Arduino will count how many times the power crossed the limit.

If it happens 3 times then Arduino will turn OFF the relay and the load will be shut down to avoid damage.

LCD will now show “LOAD SHUTDOWN” so we know it is OFF.

This is how the full system works in loop.

Full Arduino Code

Now here is the full Arduino code which we can upload directly into the Arduino UNO board.

#include <Wire.h>
#include <LiquidCrystal_I2C.h>

LiquidCrystal_I2C lcd(0x27, 16, 2);

const int currentSensorPin = A0;
const int buttonUp = 2;
const int buttonDown = 3;
const int relayPin = 7;
const int buzzerPin = 8;

float current = 0.0;
float voltage = 220.0; // Fixed AC voltage
float power = 0.0;
int wattLimit = 500; // Starting default limit
int warningCount = 0;
bool relayOn = true;

void setup() {
  pinMode(buttonUp, INPUT_PULLUP);
  pinMode(buttonDown, INPUT_PULLUP);
  pinMode(relayPin, OUTPUT);
  pinMode(buzzerPin, OUTPUT);

  lcd.begin();
  lcd.backlight();
  lcd.setCursor(0, 0);
  lcd.print("AC Load Monitor");
  delay(2000);
  lcd.clear();
}

void loop() {
  readCurrent();
  power = current * voltage;

  lcd.setCursor(0, 0);
  lcd.print("Pwr:");
  lcd.print(power, 1);
  lcd.print("W  ");

  lcd.setCursor(0, 1);
  lcd.print("Limit:");
  lcd.print(wattLimit);
  lcd.print("W ");

  if (digitalRead(buttonUp) == LOW) {
    wattLimit += 50;
    delay(300);
  }
  if (digitalRead(buttonDown) == LOW) {
    wattLimit -= 50;
    if (wattLimit < 0) wattLimit = 0;
    delay(300);
  }

  if (power > wattLimit && relayOn) {
    warningCount++;
    beepWarning();
    if (warningCount >= 3) {
      digitalWrite(relayPin, LOW);
      relayOn = false;
      lcd.setCursor(0, 1);
      lcd.print("Load SHUTDOWN   ");
    }
  }

  if (relayOn) {
    digitalWrite(relayPin, HIGH);
  }

  delay(1000);
}

void readCurrent() {
  int sensorValue = analogRead(currentSensorPin);
  float voltageReading = (sensorValue / 1023.0) * 5.0;

  float offset = 2.5;
  float sensitivity = 0.04;

  current = (voltageReading - offset) / sensitivity;
  if (current < 0.3) current = 0; // remove noise
}

void beepWarning() {
  digitalWrite(buzzerPin, HIGH);
  delay(300);
  digitalWrite(buzzerPin, LOW);
}

A few Ideas to Improve the Project (Optional)

If we want to save the watt limit even after power goes OFF then we can use EEPROM in Arduino to store it.

We can add one reset button to turn ON the load again if it goes OFF after shutdown.

If we want real-time voltage also then we can use ZMPT101B voltage sensor and multiply real voltage × current to get full accurate power.

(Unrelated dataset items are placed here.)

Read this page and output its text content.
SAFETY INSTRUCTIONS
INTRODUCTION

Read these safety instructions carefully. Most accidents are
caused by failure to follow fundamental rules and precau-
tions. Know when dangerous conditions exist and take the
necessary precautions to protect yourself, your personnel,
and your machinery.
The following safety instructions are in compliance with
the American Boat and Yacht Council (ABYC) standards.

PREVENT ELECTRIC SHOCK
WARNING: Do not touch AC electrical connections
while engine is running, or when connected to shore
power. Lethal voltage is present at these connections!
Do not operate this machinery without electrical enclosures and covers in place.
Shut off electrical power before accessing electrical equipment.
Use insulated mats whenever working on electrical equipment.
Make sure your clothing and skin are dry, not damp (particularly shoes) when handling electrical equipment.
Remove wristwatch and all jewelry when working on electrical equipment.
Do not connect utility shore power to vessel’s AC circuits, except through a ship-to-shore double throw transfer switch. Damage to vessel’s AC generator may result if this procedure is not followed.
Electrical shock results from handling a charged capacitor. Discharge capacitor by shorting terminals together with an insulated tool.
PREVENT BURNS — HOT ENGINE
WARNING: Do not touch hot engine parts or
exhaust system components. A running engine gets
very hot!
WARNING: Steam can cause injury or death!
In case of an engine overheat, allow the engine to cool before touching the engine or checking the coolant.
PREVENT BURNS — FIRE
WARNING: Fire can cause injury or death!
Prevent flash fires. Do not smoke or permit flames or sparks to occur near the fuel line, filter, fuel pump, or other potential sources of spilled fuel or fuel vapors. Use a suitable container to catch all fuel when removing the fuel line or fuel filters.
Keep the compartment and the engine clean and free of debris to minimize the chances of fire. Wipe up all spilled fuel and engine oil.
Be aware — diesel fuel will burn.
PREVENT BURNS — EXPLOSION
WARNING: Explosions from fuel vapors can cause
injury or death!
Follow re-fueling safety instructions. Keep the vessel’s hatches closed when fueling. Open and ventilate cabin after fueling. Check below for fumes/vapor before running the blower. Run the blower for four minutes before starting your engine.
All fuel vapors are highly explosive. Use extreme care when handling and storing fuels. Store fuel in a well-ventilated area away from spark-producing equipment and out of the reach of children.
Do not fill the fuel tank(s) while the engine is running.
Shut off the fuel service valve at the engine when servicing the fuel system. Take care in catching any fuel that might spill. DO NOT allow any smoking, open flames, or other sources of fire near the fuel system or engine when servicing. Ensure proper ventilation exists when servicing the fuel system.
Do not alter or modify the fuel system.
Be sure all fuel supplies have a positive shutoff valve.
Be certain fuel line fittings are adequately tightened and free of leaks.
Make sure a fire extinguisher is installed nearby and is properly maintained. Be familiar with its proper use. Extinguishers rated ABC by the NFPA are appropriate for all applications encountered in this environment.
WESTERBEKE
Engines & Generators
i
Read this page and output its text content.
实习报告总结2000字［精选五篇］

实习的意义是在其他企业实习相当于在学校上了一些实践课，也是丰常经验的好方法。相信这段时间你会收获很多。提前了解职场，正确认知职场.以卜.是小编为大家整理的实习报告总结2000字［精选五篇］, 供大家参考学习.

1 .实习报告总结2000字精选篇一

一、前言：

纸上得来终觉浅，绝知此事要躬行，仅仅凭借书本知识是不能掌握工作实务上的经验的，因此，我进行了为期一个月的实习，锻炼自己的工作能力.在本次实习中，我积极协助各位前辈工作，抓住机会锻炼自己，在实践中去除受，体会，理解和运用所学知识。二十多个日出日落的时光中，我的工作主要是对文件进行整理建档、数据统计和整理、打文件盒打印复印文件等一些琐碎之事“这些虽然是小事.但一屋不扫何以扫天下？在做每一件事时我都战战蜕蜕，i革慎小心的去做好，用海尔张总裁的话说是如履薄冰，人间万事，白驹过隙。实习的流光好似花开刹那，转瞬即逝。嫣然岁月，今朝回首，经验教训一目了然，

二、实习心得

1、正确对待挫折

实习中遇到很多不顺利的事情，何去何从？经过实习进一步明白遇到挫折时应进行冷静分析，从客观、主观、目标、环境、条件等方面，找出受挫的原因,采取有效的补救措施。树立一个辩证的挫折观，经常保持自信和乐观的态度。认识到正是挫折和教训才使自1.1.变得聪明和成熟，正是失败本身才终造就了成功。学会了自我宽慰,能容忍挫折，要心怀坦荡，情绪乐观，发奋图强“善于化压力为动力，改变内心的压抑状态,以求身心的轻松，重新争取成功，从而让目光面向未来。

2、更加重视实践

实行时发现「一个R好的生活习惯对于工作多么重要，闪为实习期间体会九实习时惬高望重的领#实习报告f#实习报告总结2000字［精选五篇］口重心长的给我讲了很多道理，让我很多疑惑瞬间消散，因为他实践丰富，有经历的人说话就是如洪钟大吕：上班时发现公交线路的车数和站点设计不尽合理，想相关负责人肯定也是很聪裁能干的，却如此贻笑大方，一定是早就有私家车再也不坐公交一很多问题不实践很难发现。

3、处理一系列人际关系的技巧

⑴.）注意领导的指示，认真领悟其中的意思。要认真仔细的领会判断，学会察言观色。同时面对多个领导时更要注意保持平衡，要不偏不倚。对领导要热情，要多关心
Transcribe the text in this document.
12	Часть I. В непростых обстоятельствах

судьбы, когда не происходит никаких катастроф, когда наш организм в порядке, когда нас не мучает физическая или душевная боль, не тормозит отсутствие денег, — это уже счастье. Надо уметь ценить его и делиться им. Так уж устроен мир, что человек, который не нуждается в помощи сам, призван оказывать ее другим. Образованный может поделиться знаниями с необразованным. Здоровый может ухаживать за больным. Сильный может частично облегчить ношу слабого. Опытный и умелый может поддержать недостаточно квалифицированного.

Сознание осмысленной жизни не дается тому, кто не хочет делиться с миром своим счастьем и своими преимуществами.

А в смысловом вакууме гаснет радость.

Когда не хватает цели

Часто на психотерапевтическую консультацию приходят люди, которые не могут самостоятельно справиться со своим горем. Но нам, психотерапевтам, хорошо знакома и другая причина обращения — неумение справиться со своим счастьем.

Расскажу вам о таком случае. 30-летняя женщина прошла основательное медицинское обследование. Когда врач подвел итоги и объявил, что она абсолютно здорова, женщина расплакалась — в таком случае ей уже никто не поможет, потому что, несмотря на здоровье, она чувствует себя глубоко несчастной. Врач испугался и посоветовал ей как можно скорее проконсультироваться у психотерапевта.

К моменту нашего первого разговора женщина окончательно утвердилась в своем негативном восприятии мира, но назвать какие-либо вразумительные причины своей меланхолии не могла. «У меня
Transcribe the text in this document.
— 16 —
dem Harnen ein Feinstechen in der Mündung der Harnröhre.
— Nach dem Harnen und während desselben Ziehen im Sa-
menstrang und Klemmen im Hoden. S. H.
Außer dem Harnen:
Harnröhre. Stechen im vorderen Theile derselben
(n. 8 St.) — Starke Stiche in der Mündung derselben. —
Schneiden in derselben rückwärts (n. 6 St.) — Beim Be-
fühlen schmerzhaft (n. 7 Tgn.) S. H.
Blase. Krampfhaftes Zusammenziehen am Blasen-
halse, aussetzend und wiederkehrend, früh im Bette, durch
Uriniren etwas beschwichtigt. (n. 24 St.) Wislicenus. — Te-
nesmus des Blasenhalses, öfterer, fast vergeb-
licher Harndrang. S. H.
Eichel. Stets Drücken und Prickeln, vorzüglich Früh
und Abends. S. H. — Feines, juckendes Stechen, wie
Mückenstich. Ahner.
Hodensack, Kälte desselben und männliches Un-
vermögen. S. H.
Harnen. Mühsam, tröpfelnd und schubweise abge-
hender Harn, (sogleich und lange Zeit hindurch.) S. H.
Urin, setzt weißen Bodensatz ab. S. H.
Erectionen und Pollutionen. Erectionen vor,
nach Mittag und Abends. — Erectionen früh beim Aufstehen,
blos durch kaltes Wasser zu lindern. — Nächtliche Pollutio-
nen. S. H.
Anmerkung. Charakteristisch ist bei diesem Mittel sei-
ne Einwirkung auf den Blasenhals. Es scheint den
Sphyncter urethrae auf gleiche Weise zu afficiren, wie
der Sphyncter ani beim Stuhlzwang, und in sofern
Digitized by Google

We can also add LCD scrolling or extra rows to show more messages like warning, counter value etc.

What happens after shutdown?

So in our current code, after 3 warnings, Arduino cuts the relay by doing digitalWrite(relayPin, LOW);, and then sets relayOn = false;.

Now because relayOn = false, Arduino will never turn ON the relay again even if the power becomes zero.

Then every time the loop runs, this line:

if (relayOn) {
  digitalWrite(relayPin, HIGH);
}

will not activate because relayOn = false. So Arduino keeps the load OFF permanently.

So is this shutdown permanent?

Yes bro, this shutdown is permanent in our current code. Once it shuts down the load after 3 warnings, it will stay OFF forever.

This is actually good for safety because it means some human must check what went wrong, fix the overload and then manually reset the system.

Can we reset the overload lock just by switching OFF/ON the power?

Yes we can do that easily.

So what happens is:

• When Arduino is running, it stores all values like warningCount, relayOn, etc. only inside RAM (temporary memory).
• This RAM gets erased the moment you cut the power to Arduino.
• So now when we switch ON power again, then Arduino starts from the top, like fresh baby, with all values reset to default.

Conclusion:

So friends, this is how we can build one smart and powerful AC Load Monitoring System using Arduino with full wattage calculation, limit setting, warning alarm, and auto shut down feature. We used 100A sensor so we can handle big current loads also. And the LCD shows everything live.

If anybody wants to protect their AC wiring or apartment or inverter from overload, this is the best project to try.